The regular expression which I have provided will select the string 72719.
Regular expression:
(?<=bdfg34f;\d{4};)\d{0,9}
Text sample:
vfhnsirf;5234;72159;2;668912;28032009;4;
bdfg34f;8467;72719;7;6637912;05072009;7;
b5g342sirf;234;72119;4;774582;20102009;3;
How can I rewrite the expression to select that string even when the number 8467; is changed to 84677; or 846777; ? Is it possible?
First, when asking a regex question, you should always specify which language you are using.
Assuming that the language you are using does not support variable length lookbehind (and most don't), here is a solution which will work. Your original expression uses a fixed-length lookbehind to match the pattern preceding the value you want. But now this preceding text may be of variable length so you can't use a look behind. This is no problem. Simply match the preceding text normally and capture the portion that you want to keep in a capture group. Here is a tested PHP code snippet which grabs all values from a string, capturing each value into capture group $1:
$re = '/^bdfg34f;\d{4,};(\d{0,9})/m';
if (preg_match_all($re, $text, $matches)) {
$values = $matches[1];
}
The changes are:
Removed the lookbehind group.
Added a start of line anchor and set multi-line mode.
Changed the \d{4} "exactly four" to \d{4,} "four or more".
Added a capture group for the desired value.

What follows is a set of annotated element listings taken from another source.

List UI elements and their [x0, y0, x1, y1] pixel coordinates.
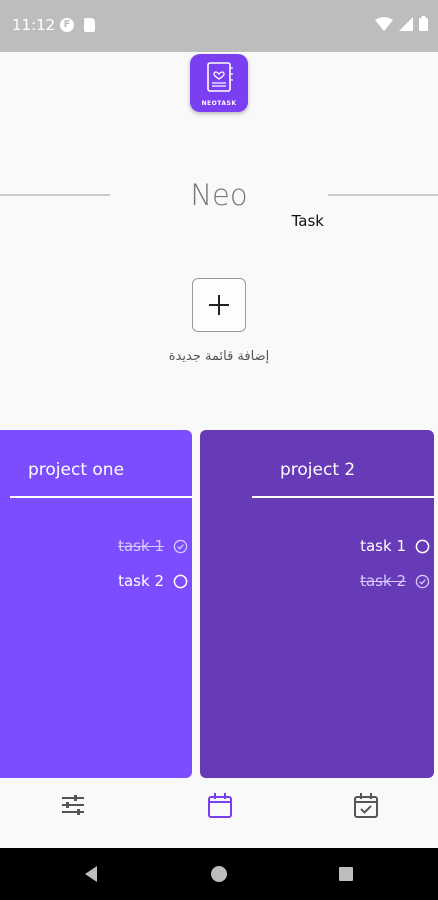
status-time: 11:12	[12, 16, 56, 34]
title-divider-left	[0, 194, 110, 196]
battery-icon	[419, 16, 428, 31]
nav-calendar[interactable]	[205, 790, 235, 820]
app-title-task: Task	[291, 212, 324, 230]
sd-card-icon	[84, 18, 95, 32]
add-list-button[interactable]	[192, 278, 246, 332]
recents-icon[interactable]	[336, 864, 356, 884]
wifi-icon	[375, 16, 393, 31]
title-divider-right	[328, 194, 438, 196]
project-card[interactable]: project one task 1 task 2	[0, 430, 192, 778]
bottom-nav	[0, 782, 438, 848]
task-label: task 1	[118, 537, 164, 555]
system-nav-bar	[0, 848, 438, 900]
app-title-neo: Neo	[190, 178, 248, 212]
add-list-label: إضافة قائمة جديدة	[168, 349, 270, 364]
project-card[interactable]: project 2 task 1 task 2	[200, 430, 434, 778]
plus-icon	[208, 294, 229, 315]
check-circle-icon[interactable]	[173, 539, 188, 554]
project-divider	[252, 496, 434, 498]
task-label: task 2	[118, 572, 164, 590]
logo-text: NEOTASK	[201, 100, 237, 107]
back-icon[interactable]	[82, 864, 102, 884]
task-label: task 1	[360, 537, 406, 555]
task-item[interactable]: task 1	[118, 537, 188, 555]
project-title: project one	[28, 460, 125, 480]
circle-icon[interactable]	[415, 539, 430, 554]
task-item[interactable]: task 2	[118, 572, 188, 590]
app-title: Neo Task	[110, 178, 328, 230]
task-label: task 2	[360, 572, 406, 590]
task-item[interactable]: task 1	[360, 537, 430, 555]
circle-icon[interactable]	[173, 574, 188, 589]
check-circle-icon[interactable]	[415, 574, 430, 589]
calendar-check-icon	[354, 793, 378, 818]
sliders-icon	[62, 795, 84, 815]
nav-completed[interactable]	[351, 790, 381, 820]
project-title: project 2	[280, 460, 356, 480]
status-icons	[375, 16, 428, 31]
app-logo: NEOTASK	[190, 54, 248, 112]
project-divider	[10, 496, 192, 498]
home-icon[interactable]	[209, 864, 229, 884]
task-item[interactable]: task 2	[360, 572, 430, 590]
status-bar: 11:12 F	[0, 0, 438, 52]
notification-f-icon: F	[60, 18, 74, 32]
calendar-icon	[208, 793, 232, 818]
signal-icon	[399, 16, 413, 31]
nav-settings[interactable]	[58, 790, 88, 820]
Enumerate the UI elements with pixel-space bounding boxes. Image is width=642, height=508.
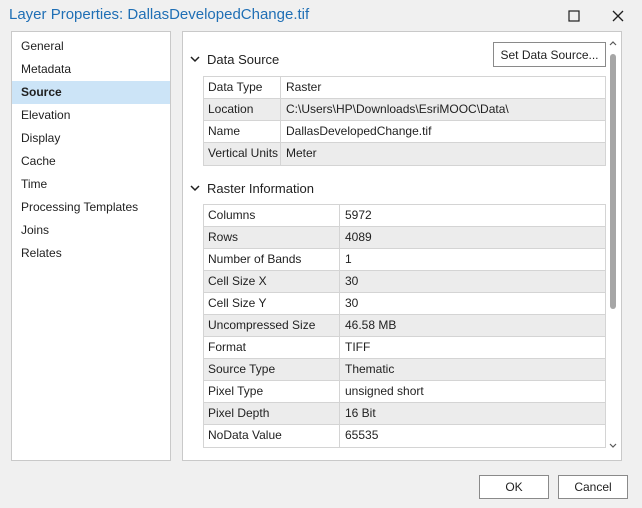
property-key: Uncompressed Size [204,315,340,336]
source-panel: Data Source Set Data Source... Data Type… [182,31,622,461]
nav-item-source[interactable]: Source [12,81,170,104]
property-value[interactable]: 30 [340,293,605,314]
nav-item-display[interactable]: Display [12,127,170,150]
maximize-icon [568,10,580,22]
nav-item-metadata[interactable]: Metadata [12,58,170,81]
property-key: Cell Size Y [204,293,340,314]
property-key: Data Type [204,77,281,98]
nav-item-processing-templates[interactable]: Processing Templates [12,196,170,219]
nav-item-time[interactable]: Time [12,173,170,196]
property-key: Cell Size X [204,271,340,292]
close-button[interactable] [604,4,632,28]
table-row: Vertical Units Meter [204,143,605,165]
property-value[interactable]: Raster [281,77,605,98]
table-row: Rows 4089 [204,227,605,249]
table-row: Cell Size X 30 [204,271,605,293]
property-value[interactable]: C:\Users\HP\Downloads\EsriMOOC\Data\ [281,99,605,120]
data-source-header[interactable]: Data Source [189,49,279,69]
nav-item-cache[interactable]: Cache [12,150,170,173]
property-value[interactable]: 46.58 MB [340,315,605,336]
property-nav-list: General Metadata Source Elevation Displa… [11,31,171,461]
property-key: Name [204,121,281,142]
property-key: NoData Value [204,425,340,447]
raster-information-table: Columns 5972 Rows 4089 Number of Bands 1 Cell … [203,204,606,448]
data-source-table: Data Type Raster Location C:\Users\HP\Downl… [203,76,606,166]
table-row: Name DallasDevelopedChange.tif [204,121,605,143]
raster-information-header[interactable]: Raster Information [189,178,314,198]
ok-button[interactable]: OK [479,475,549,499]
property-key: Source Type [204,359,340,380]
maximize-button[interactable] [560,4,588,28]
table-row: Location C:\Users\HP\Downloads\EsriMOOC\D… [204,99,605,121]
property-value[interactable]: TIFF [340,337,605,358]
property-key: Vertical Units [204,143,281,165]
vertical-scrollbar[interactable] [607,34,619,458]
nav-item-relates[interactable]: Relates [12,242,170,265]
property-key: Pixel Type [204,381,340,402]
property-key: Location [204,99,281,120]
property-value[interactable]: DallasDevelopedChange.tif [281,121,605,142]
window-title: Layer Properties: DallasDevelopedChange.… [9,6,310,23]
nav-item-general[interactable]: General [12,35,170,58]
property-key: Format [204,337,340,358]
chevron-down-icon [189,53,201,65]
property-value[interactable]: 1 [340,249,605,270]
chevron-down-icon [189,182,201,194]
property-value[interactable]: Thematic [340,359,605,380]
data-source-title: Data Source [207,51,280,67]
property-key: Pixel Depth [204,403,340,424]
nav-item-joins[interactable]: Joins [12,219,170,242]
property-value[interactable]: unsigned short [340,381,605,402]
table-row: Number of Bands 1 [204,249,605,271]
table-row: Cell Size Y 30 [204,293,605,315]
property-value[interactable]: Meter [281,143,605,165]
close-icon [612,10,624,22]
property-key: Columns [204,205,340,226]
scroll-down-icon[interactable] [608,440,618,450]
table-row: Pixel Depth 16 Bit [204,403,605,425]
property-value[interactable]: 4089 [340,227,605,248]
property-value[interactable]: 30 [340,271,605,292]
table-row: Columns 5972 [204,205,605,227]
scroll-up-icon[interactable] [608,38,618,48]
table-row: Pixel Type unsigned short [204,381,605,403]
table-row: Source Type Thematic [204,359,605,381]
table-row: Format TIFF [204,337,605,359]
raster-information-title: Raster Information [207,180,314,196]
table-row: Data Type Raster [204,77,605,99]
table-row: Uncompressed Size 46.58 MB [204,315,605,337]
property-value[interactable]: 5972 [340,205,605,226]
scroll-thumb[interactable] [610,54,616,309]
property-value[interactable]: 16 Bit [340,403,605,424]
title-bar: Layer Properties: DallasDevelopedChange.… [0,0,642,32]
cancel-button[interactable]: Cancel [558,475,628,499]
table-row: NoData Value 65535 [204,425,605,447]
set-data-source-button[interactable]: Set Data Source... [493,42,606,67]
property-key: Number of Bands [204,249,340,270]
nav-item-elevation[interactable]: Elevation [12,104,170,127]
property-key: Rows [204,227,340,248]
property-value[interactable]: 65535 [340,425,605,447]
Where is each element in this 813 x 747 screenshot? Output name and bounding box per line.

Here's how I usually describe "fields" in a regex:
[^;]+;[^;]+;([^;]+);
This means "stuff that isn't semi-colon, followed by a semicolon", which describes each field. Do that twice. Then the third time, select it.
You may have to tweak the syntax for whatever language you are doing this regex in.
Also, if this is just a data file on disk and you are using GNU tools, there's a much easier way to do this:
cat file | cut -d";" -f 3
to match the first number with a minimum of 4 digits
(?<=bdfg34f;\d{4,};)\d{0,9}
and to match the first number with 1 or more length
(?<=bdfg34f;\d+;)\d{0,9}
or to match the first number only if the length is between 4 and 6
(?<=bdfg34f;\d{4,6};)\d{0,9}
This is a simple text parsing problem that probably doesn't mandate the use of regular expressions.
You could take the input line by line and split on ';', i.e. (in php, I have no idea what you're doing)
foreach (explode("\n", $string) as $line) {
$bits = explode(";", $line);
echo $bits[3]; // third column
}
If this is indeed in a file and you happen to be using PHP, using fgetcsv would be much better though.
Anyway, context is missing, but the bottom line is I don't think you should be using regular expressions for this.